If the Shape Checker can not return one of the options as a square, it means this option is the one which was marked. What happens if you use this information to try to decide whether a box is checked or not? You can also combine this with some logic to check if pixels inside the box are marked as Andrew suggested.
By the way Andrew, I believe there is a small typo in the docs for the Simple Shape Checker (http://www.aforgenet.com/framework/docs ... c3d4a7.htm) where it reads:
maxDitance = max( minAcceptableDistortion, relativeDistortionLimit * ( width + height ) / 2 )
All the best,
Thanks for the answers from you!
I was able to detect whether the square of the marking or not. I used the properties MinAcceptableDistortion, RelativeDistortionLimit and AngleError and could return the same integer. However now I have the problem in time to detect whether it is satisfied in relation to others. I'm using the same property and Fullness 0.29920442753372534 returns the value for the square that is marked. I was in doubt about what the optimal value to consider this appointment. Can anyone help me?

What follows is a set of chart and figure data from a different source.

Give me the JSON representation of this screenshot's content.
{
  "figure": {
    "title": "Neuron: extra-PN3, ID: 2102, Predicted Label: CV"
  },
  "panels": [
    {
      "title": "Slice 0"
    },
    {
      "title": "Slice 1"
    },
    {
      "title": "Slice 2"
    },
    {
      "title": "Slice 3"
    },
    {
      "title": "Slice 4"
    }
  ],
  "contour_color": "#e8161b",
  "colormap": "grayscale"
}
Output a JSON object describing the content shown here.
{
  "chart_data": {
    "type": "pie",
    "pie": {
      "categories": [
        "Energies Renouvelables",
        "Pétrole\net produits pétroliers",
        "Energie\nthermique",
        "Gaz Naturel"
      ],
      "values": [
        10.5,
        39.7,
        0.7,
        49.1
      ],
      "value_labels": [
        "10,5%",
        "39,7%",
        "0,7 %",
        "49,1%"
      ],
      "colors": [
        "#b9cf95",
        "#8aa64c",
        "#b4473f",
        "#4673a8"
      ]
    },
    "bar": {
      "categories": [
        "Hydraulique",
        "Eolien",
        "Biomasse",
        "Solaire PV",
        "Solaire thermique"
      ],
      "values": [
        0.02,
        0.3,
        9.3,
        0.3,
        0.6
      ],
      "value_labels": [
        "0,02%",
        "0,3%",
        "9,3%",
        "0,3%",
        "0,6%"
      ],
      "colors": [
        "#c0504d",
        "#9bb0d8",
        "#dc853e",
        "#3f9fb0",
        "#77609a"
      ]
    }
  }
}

PS: Andrew, I followed your suggestion and reversed the image.
You can try to find more or less optimal value experimentally - trial and errors. Or better try statistical approach - collect some reasonable amount of checked and unchecked boxes (lets say 100) and just see what are the min/max/mean values of Fullness for checked and unchecked box. Those value should help to make decision about setting threshold.
Hardly possible to get what you just said ...
The Fullness property may not be accurate for such type of a task. I am not sure why you chose it ... As I mentioned before you need to check if there are black pixels (or white on the inverted image) inside of the box, not on edges. So you may need to leave small gap for the box itself and check what are the pixel values inside.